Rozdział 5

618 23 8
                                    

Nell i Theo wysiedli z samochodu i od razu udali się na tył.

- Żałujcie, że nie jechaliście z tyłu. Jaka to była przygoda. - Wyszedł ledwo żywy Lucas. - Nigdy więcej. - Powiedział i położył się na trawie obok samochodu.

Wyglądał jakby miał zaraz zwymiotować - Pomyślała.

- Gorzej ci? - Za przyczepy wychyliła się Ruby. Przeskoczyła barierkę i była już na ziemi. - Wstawaj, marudo.- Podała mu dłoń.

Theo otworzył bagażnik i zaczął wyjmować z pickupa walizki, na których leżeli Ruby i Lucas.

- Jak się jechało? - Zapytała Nell, Ruby.

- Było wszystko dobrze. Nawet zabawnie w niektórych momentach. - Odparła. - A wam?

- Też dobrze i śmiesznie.

Rozejrzała się. Dom z drewna, a już z tej odległości było widać morze. Lucas podniósł się i stanął obok dziewczyn.

- Może byś mu pomógł? - Powiedziała do niego blondyneczka.
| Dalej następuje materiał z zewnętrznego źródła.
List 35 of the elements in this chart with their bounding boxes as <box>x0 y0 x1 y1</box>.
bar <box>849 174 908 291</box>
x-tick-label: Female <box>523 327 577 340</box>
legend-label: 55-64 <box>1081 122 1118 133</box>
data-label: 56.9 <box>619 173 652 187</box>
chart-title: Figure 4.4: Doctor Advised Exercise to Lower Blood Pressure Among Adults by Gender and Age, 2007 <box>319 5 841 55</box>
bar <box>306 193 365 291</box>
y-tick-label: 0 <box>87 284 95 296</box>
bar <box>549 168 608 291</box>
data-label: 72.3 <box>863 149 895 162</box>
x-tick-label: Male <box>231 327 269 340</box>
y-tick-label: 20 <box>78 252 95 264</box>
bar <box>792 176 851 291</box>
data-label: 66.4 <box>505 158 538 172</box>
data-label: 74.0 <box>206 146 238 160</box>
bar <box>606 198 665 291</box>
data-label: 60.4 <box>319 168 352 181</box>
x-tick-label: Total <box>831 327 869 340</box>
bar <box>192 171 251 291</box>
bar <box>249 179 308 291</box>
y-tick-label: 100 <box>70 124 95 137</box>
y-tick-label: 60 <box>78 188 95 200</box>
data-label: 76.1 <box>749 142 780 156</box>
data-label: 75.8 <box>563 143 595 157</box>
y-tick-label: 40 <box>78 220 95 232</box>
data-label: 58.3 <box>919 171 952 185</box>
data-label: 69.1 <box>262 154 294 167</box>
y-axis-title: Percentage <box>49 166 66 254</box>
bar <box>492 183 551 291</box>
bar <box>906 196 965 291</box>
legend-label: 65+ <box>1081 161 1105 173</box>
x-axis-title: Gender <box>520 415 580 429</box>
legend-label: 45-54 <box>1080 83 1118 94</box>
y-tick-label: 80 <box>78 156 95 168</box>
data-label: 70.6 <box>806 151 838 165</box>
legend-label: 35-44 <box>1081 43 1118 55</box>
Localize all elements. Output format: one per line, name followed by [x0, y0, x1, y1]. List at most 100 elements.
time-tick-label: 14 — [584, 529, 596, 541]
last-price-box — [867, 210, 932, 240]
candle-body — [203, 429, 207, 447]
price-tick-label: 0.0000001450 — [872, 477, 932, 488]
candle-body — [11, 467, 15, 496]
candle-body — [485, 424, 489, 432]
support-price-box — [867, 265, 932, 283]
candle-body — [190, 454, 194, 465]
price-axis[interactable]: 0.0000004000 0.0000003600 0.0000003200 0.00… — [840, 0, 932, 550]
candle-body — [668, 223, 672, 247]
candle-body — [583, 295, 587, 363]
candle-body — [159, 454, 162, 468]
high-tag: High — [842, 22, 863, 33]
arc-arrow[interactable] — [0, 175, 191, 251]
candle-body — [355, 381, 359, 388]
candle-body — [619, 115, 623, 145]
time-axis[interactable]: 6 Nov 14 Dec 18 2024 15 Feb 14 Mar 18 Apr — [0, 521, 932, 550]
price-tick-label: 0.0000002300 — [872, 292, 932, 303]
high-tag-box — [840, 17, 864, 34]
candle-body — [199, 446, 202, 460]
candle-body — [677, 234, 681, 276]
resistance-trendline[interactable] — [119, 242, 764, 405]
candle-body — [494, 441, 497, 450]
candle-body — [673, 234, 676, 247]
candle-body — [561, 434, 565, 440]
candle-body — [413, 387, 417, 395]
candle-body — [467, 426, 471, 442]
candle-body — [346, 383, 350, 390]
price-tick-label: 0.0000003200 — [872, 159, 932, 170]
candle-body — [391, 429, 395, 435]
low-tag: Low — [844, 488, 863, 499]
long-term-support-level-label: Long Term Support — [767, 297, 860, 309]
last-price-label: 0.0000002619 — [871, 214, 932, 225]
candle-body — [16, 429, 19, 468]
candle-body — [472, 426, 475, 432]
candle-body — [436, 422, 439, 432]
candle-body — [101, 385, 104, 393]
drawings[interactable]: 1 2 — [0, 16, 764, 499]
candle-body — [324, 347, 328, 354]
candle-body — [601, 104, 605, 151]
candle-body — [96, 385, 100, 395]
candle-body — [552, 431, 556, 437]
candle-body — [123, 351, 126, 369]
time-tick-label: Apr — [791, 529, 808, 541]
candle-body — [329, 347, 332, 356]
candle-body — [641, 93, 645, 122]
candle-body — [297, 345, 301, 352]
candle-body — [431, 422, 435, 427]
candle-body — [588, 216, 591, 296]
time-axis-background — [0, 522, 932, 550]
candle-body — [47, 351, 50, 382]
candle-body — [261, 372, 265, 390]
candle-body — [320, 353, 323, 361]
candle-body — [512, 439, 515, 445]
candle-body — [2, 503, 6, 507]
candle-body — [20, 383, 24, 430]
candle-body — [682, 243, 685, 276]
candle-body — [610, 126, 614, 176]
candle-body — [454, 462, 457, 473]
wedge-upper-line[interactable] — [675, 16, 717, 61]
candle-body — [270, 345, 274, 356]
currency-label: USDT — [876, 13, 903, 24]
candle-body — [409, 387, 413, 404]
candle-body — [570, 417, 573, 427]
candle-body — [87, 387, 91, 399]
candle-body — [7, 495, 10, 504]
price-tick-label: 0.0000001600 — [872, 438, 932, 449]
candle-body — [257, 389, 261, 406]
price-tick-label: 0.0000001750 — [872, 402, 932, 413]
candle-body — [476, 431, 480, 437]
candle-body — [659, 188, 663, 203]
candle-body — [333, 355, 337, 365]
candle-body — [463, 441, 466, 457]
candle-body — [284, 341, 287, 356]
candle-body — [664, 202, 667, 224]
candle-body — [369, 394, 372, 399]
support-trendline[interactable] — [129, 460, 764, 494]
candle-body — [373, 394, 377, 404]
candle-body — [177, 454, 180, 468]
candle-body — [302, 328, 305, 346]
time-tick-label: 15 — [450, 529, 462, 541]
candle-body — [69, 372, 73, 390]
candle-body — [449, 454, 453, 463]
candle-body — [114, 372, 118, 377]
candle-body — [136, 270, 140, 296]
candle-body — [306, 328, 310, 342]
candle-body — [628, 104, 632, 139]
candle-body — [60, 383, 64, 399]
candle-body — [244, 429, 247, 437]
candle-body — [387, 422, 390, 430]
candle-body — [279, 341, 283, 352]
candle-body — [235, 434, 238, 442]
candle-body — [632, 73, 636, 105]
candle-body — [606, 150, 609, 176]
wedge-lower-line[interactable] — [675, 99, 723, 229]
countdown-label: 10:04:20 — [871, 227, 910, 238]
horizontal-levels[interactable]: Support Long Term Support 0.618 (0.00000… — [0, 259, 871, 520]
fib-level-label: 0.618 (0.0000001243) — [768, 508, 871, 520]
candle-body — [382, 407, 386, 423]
Przewrócił oczami.

- Coś ty się tak na mnie uwzięła ostatnio?  - Westchnął i podszedł do Theo.

- Kretyn. - Burknęła pod nosem.

Nell spojrzała na nią. Zmarszczyła brwi.

- Co się z wami dzieje? - Zaczęła pytać podejrzliwie Nell.

Ruby wzrok od razu poleciał na jej buty. Czuła jak wszystko się w niej dziwnie kurczy. Ostatnio dużo się działo jednak trochę sobie pogadała z Lucasem.

- Miałam małą rozmowę z Lucasem. - Zeszły na bok a chłopaki zaczęli walizki  ciągnąć pod dom. Nell posłała jej pytające spojrzenie. - No i... Trochę sobie pogadaliśmy. I myślę, że za bardzo się do niego przywiązuje i teraz próbuje go odtrącić.

- Czekaj co? - Pierwszy raz odkąd się przyjaźnią Ruby powiedziała coś o Lucasem w innym kontekście niż, że jest wkurzający.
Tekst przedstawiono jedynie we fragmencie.